The church bells were chiming eight when she reached the Hohenzollernstrasse. Herr Braun answered the apartment door, dressed in shirtsleeves and trousers and carrying a cup of coffee in one hand. His eyes traveled over her battered face, his mouth slackening in shock.

“Gretchen? Whatever has happened, poor child? Was it an automobile accident?”

“Not exactly.” She couldn’t tell him the truth; most likely he would be horrified and embarrassed, muttering about dirty laundry best kept within the family. She would expect such a reaction from the strict Herr Braun.

But not from her beloved Uncle Dolf. Tears rose in her throat. She had to swallow several times before she could go on. “May I speak to Eva, please?”

He stepped into the hall, pulling the door halfway closed. “I must be frank with you, Gretchen.

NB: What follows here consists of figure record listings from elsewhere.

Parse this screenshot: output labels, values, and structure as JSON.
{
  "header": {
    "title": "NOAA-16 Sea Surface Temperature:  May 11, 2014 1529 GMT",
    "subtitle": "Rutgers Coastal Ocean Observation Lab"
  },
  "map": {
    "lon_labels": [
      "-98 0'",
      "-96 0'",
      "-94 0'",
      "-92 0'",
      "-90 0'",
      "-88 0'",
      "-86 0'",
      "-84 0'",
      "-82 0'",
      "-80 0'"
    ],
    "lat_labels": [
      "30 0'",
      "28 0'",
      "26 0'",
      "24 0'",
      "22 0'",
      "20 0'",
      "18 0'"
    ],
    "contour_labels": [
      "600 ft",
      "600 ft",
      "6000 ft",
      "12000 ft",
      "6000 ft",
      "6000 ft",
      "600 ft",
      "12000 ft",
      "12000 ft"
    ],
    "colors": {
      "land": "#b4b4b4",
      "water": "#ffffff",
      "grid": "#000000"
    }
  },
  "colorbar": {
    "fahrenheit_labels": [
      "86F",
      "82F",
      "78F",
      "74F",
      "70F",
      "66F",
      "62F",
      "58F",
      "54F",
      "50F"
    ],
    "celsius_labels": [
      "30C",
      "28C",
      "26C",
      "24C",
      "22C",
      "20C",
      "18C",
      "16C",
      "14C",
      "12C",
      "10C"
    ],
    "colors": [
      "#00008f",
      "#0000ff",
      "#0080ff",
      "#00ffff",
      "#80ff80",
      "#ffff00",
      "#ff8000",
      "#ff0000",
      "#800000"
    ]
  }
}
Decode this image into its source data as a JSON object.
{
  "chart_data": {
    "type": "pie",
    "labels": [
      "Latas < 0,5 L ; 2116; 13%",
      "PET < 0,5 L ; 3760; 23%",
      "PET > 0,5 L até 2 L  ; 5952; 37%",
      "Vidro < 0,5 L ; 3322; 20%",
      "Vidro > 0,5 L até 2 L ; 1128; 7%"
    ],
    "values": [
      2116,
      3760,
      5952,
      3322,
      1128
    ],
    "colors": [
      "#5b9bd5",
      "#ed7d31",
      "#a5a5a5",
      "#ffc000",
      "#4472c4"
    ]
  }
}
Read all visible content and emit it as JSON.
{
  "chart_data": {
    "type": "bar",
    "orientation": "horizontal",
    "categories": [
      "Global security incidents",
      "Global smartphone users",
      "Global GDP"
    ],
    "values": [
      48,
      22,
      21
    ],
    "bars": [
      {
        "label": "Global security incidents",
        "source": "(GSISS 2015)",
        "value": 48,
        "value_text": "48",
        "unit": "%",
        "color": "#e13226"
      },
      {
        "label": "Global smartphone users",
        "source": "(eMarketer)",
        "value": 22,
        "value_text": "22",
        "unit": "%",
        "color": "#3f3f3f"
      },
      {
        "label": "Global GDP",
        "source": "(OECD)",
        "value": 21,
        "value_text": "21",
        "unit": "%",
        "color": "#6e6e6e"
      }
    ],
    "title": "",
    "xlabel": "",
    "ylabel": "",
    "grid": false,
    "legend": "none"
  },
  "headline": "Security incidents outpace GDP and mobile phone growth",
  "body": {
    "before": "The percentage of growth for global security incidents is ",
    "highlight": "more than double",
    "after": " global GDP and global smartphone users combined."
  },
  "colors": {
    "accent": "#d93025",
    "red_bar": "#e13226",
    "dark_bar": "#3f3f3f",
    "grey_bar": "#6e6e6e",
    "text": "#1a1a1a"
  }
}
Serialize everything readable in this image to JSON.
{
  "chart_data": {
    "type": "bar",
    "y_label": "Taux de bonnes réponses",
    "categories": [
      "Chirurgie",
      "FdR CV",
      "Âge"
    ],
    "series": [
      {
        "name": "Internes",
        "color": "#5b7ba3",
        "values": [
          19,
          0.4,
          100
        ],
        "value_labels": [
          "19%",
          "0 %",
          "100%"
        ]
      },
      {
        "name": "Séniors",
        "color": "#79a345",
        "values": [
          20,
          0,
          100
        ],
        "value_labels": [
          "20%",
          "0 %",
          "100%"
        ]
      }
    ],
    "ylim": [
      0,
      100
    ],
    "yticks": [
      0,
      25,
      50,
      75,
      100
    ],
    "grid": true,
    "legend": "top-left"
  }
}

I know you’ve been gallivanting about with this fellow Hitler, and he’s not a suitable companion for girls your age. He thinks he sucked in wisdom with his mother’s milk. I fear he is a bad influence on you . . . so I really must insist you leave my daughter alone for a time.”

She must have heard wrong. Herr Braun had complained about Hitler for a long time, but had always accepted her and Eva’s friendship. “I beg your pardon?”

He shifted uncomfortably. “I know our families have been friends for years, but I don’t like the change in my Eva’s behavior and I am sure it’s the effect of this Austrian upstart. Until you distance yourself from him, I must ask you to stay away from Eva.”

She had hoped for tears and embraces, not this quiet dismissal.

“Papa?” Eva’s voice came from within the apartment. “Who’s at the door?”

Herr Braun’s eyes met Gretchen’s. “No one.”

She couldn’t speak. She didn’t think she could move, but somehow she turned and started walking. Pain radiated up her legs with every step. She was halfway down the hallway when she heard Herr Braun close the door.